Free Public Lecture
Dawn Goldworm, President and Chief Creative, 12.29
Venkatesh Murthy, Raymond Leo Erikson Life Sciences Professor of Molecular and Cellular Biology, Harvard University
Moderated by Catherine Dulac, Higgins Professor of Molecular and Cellular Biology; Lee and Ezpeleta Professor of Arts and Sciences, Harvard University
The sense of smell plays a critical role in human behavior, from warning us of potential dangers to attracting us to certain foods, places, and people. Harvard scientists Catherine Dulac and Venkatesh Murthy study the molecules, cells, and brain circuits that underlie olfaction and the social behaviors that aromas can elicit. In this program, they will engage in a conversation with internationally recognized olfactive expert Dawn Goldworm to discuss how neurobiological research on olfaction relates to our everyday experiences.
Presented by the Harvard Museum of Natural History in collaboration with the Harvard Brain Science Initiative
We encourage persons with disabilities to participate in programs and activities. If you anticipate needing any type of accommodation please contact us in advance at email@example.com.
About the Speakers
Dawn Goldworm is an internationally recognized olfactive expert and the Nose for the world’s most prestigious brands. Goldworm spent over a decade designing perfumes for celebrities from Lady Gaga to David Beckham. While working as the in-house Fragrance Designer at Coty, Goldworm completed a graduate thesis from New York University on olfactive branding, leading to the formation of her company, 12.29. 12.29 partners with the world's most powerful brands, including Nike, American Express, The Ritz, Bentley, Valentino, transforming communication and delivering brand loyalty through the power of smell. Goldworm has been featured at global conferences including TEDx, C2, WWD Beauty Summit, and Forbes Luxury Travel Guide. She has been filmed as a thought leader for Bloomberg, CNN Money, Forbes, and the Wall Street Journal.
Venkatesh Murthy was born in a small industrial town in south India called Neyveli. After getting a B.Tech. in Mechanical Engineering from the Indian Institute of Technology, Madras, he came to the United States with a notion to combine engineering and biology.
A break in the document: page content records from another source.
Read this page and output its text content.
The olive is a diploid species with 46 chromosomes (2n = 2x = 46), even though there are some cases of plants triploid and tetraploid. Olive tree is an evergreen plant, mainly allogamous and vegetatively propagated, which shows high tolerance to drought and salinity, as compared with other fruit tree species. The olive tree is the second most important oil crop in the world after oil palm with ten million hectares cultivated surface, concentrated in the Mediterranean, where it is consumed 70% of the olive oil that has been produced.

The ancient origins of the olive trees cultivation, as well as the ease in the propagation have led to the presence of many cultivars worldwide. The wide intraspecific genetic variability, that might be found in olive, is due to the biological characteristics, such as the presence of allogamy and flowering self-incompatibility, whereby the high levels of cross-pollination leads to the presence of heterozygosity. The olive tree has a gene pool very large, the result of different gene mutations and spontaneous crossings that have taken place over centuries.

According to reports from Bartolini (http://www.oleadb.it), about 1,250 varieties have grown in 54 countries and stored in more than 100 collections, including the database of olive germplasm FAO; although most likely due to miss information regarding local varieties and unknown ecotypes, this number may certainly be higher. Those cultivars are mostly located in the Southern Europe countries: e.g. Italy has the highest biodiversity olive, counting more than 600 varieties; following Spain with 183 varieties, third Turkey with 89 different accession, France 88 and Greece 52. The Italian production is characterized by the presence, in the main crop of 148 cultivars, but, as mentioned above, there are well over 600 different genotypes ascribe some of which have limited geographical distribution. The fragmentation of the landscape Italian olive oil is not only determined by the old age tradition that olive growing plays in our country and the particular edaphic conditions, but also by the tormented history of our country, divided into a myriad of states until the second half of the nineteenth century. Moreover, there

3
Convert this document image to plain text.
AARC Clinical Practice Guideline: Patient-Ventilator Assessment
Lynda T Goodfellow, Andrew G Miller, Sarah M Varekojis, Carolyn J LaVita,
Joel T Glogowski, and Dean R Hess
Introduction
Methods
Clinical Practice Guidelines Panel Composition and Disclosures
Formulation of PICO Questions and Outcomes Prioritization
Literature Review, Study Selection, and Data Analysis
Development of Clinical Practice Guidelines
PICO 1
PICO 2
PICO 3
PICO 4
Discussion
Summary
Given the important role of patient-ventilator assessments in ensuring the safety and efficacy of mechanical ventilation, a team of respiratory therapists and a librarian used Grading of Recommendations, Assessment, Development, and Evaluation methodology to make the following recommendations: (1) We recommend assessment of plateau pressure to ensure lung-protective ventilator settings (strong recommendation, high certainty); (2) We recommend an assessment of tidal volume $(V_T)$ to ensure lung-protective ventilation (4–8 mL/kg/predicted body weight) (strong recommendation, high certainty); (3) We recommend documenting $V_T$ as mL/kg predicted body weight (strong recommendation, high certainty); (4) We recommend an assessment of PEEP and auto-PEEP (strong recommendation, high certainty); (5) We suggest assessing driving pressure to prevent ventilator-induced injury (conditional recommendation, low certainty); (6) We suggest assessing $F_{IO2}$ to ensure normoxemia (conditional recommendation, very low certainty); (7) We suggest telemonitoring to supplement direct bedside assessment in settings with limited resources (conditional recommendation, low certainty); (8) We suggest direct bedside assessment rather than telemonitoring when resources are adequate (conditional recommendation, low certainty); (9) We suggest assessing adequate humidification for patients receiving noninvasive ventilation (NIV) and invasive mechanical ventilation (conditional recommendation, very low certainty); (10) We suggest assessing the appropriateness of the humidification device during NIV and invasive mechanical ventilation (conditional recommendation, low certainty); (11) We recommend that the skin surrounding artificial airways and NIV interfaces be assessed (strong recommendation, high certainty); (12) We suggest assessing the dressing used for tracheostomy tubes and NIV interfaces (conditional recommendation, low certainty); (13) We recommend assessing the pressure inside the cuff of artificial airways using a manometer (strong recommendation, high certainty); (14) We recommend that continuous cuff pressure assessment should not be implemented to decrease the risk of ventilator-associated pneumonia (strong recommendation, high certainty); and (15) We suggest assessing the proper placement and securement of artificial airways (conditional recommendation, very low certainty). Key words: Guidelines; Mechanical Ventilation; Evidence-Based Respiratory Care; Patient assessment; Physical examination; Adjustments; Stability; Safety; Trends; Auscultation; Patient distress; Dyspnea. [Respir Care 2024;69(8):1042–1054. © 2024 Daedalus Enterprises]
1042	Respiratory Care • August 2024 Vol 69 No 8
A degree (MSE) in Bioengineering from the University of Washington, Seattle led to his interest in neuroscience. A PhD in Physiology and Biophysics at the University of Washington followed, and postdoctoral work at the Salk Institute for Biological Studies, La Jolla solidified his path in neuroscience research. Murthy came to Harvard University as an assistant professor in 1999 and is now the Raymond Leo Erikson Life Sciences Professor and Chair of the Department of Molecular and Cellular Biology, as well as Co-Chair of the Harvard Biophysics Graduate Program. He is the recipient of the Everett Mendelsohn Excellence in Mentoring Award from the Harvard Graduate Student Council and has been named a Pew Scholar in the Biomedical Sciences, an EJLB Foundation Scholar, and a Esther K. and Joseph Klingenstein Fund Fellow. His laboratory explores the neural and algorithmic basis of odor-guided behaviors in terrestrial animals.
Catherine Dulac grew up in Montpellier, France and received her PhD from the University of Paris. After her postdoctoral training at Columbia University, she joined Harvard University as junior faculty before becoming Professor of Molecular and Cellular Biology in 2001, and Chair of Harvard's Department of Molecular and Cellular Biology from 2007 until 2013. She is currently a Howard Hughes Medical Institute Investigator and Higgins Professor of Molecular and Cellular Biology at Harvard University. Her work explores how pheromones and other sensory signals drive instinctive social behaviors in mice. In recent work, her laboratory has deciphered how the brain controls parenting behavior in both males and females, and how different parts of the brain and sensory signals participate in the positive and negative controls of parental care. She is the recipient of multiple awards including the Richard Lounsbery Award, the National Academy’s Pradel Research Award, the Edward M. Scolnick Prize in Neuroscience, the Karl Spencer Lashley Award from the American Philosophical Society, and the Society for Neuroscience Ralph W. Gerard Prize. She is a member of numerous scientific advisory boards in the United States and abroad, and recently served as Co-Chair of the National Institutes of Health Advisory Committee to the NIH Director (ACD), BRAIN Initiative 2.0 Working Group.